Select trees and shrubs that will stay in scale with the size of your property and won’t become overgrown. For small urban lots, one or two primary trees may be all you have room for. Smaller trees and dwarf varieties are more suited to compact urban yards, while larger trees will have ample room to grow on spacious country acreage.

Layer plantings.

Include garden layers: canopy, understory, shrub layer, and ground cover plants for a tapestry of color. Include a mix of trees, flowering shrubs, perennials, and bulbs.

Plant for year-round interest.

Choose plants with multi-seasonal interest for year-round appeal. Include varieties with contrasting textures, leaf shapes, flower color, berries, fall color, and attractive bark. Plant spring ephemerals such as trillium, snowdrops, winter aconite, and cyclamen that will go dormant in summer and intersperse ground cover plants such as sweet woodruff, wild strawberry, and ginger that will continue to provide interest through summer and fall. Incorporate broadleaf evergreens and conifers that will keep their foliage year-round.

Planting underneath trees.

Areas under trees can be difficult to plant and maintain. Trees have dense root systems that force other plants to compete for water and nutrients. Choose smaller perennials and bulbs and avoid damaging tree roots when planting. Some of the best plants for underneath trees and other challenging dry shade areas include ajuga, bishop’s hat, cyclamen, lily of the valley, liriope, snowdrops, sweet woodruff, vinca, violet, wild strawberry and windflower. (See: Underplanting Large Trees: 5 Expert Tips)

Include ferns.

Ferns are an integral part of woodland landscapes. Include native ferns and varieties in different sizes, leaf shapes and textures for contrast. (See: 15 Best Ferns to Grow Outdoors for ideas.)


TREES Birch, cherry, crabapple, dogwood, Japanese maple, maple, oak, redbud, serviceberry, stewartia
SHRUBS Azalea, camellia, hydrangea, mountain laurel, pieris, red twig dogwood, rhododendron, spicebush, viburnum, witch hazel
PERENNIALS Astilbe, bishop’s hat, black cohosh, bleeding heart, bluebell, columbine, coral bells, ferns, foamflower, foxglove, geranium, hellebore, hosta, lungwort, meadow rue, phlox, primrose, Siberian bugloss, Solomon’s seal, spiderwort, winter aconite
GROUND COVERS Ajuga, ginger, lamium, lily of the valley, liriope, trillium, sweet cicely, sweet woodruff, violet, wild strawberry
BULBS Anemone, crocus, cyclamen, daffodil, dwarf iris, erythronium, fritillaria, glory-of-the-snow, muscari, snowdrop


Photo: Kevin Lee Jacobs. (See more of this garden)

A woodland landscape is lower maintenance than many other types of gardens.
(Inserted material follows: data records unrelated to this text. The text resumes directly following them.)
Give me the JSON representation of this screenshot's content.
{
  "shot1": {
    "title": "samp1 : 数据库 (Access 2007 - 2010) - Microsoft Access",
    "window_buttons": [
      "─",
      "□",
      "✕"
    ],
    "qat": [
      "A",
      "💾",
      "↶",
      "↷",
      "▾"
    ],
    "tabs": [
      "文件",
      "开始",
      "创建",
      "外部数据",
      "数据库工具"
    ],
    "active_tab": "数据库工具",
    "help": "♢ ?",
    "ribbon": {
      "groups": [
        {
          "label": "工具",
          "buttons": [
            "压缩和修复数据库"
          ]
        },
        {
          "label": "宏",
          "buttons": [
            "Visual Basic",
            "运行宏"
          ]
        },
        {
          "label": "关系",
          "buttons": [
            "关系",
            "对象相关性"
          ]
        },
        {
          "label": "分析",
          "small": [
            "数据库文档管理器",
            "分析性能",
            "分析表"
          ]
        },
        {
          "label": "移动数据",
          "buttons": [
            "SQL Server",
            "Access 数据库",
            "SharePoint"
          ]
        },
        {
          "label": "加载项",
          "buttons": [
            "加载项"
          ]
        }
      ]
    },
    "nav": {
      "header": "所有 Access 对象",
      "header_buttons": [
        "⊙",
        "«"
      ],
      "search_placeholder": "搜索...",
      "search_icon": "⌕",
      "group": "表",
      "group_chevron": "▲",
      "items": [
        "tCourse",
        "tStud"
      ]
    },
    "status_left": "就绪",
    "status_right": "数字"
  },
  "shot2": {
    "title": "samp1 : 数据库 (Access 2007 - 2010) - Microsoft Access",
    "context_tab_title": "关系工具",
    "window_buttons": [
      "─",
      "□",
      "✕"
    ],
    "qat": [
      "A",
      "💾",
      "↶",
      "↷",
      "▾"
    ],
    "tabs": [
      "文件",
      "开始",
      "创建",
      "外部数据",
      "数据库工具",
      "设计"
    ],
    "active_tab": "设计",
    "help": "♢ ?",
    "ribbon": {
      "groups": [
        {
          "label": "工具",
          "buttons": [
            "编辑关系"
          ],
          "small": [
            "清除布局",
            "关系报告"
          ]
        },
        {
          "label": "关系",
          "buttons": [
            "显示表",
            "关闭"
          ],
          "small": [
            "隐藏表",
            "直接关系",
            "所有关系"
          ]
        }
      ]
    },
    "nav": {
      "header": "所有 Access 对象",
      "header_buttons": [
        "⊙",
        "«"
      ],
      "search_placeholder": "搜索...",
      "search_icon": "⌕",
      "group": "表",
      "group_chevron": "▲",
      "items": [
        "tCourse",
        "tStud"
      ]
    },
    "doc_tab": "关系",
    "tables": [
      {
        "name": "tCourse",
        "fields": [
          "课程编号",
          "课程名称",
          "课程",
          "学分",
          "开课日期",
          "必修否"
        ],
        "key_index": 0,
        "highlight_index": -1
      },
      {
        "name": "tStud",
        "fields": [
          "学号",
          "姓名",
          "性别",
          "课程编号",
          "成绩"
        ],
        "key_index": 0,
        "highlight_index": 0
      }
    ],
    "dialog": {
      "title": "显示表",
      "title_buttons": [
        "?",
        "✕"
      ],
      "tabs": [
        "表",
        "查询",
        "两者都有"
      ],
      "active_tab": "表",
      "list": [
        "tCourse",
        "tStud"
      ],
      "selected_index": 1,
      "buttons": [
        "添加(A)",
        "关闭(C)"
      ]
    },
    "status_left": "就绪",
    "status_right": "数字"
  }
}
Allow your yard to retain a naturalistic appearance.


If tree canopies become too dense, they can be thinned out to allow more dappled light. This may require an experienced arborist. For trees and shrubs, cut out dead, diseased or broken branches. Evaluate plants on an individual basis to determine the best time to prune.

Fall cleanup.

Woodland plants are nourished in their native habitat by leaves that fall to the forest floor and decompose into the soil to feed plants. In fall, clean off pathways, patios, and other trafficked areas and rake leaves into garden beds. The leaf litter will decompose, providing nutrients and helping to insulate plants over the winter. Leaves can be shredded with a lawn mower to aid decomposition.

Spring maintenance.

In spring, remove leaves from around the base of plants. Leaves may develop a matted layer that should be aerated or broken up. Garden beds will eventually need little or no supplemental compost or other nutrients, as decayed leaves will continue to feed plants throughout the growing season.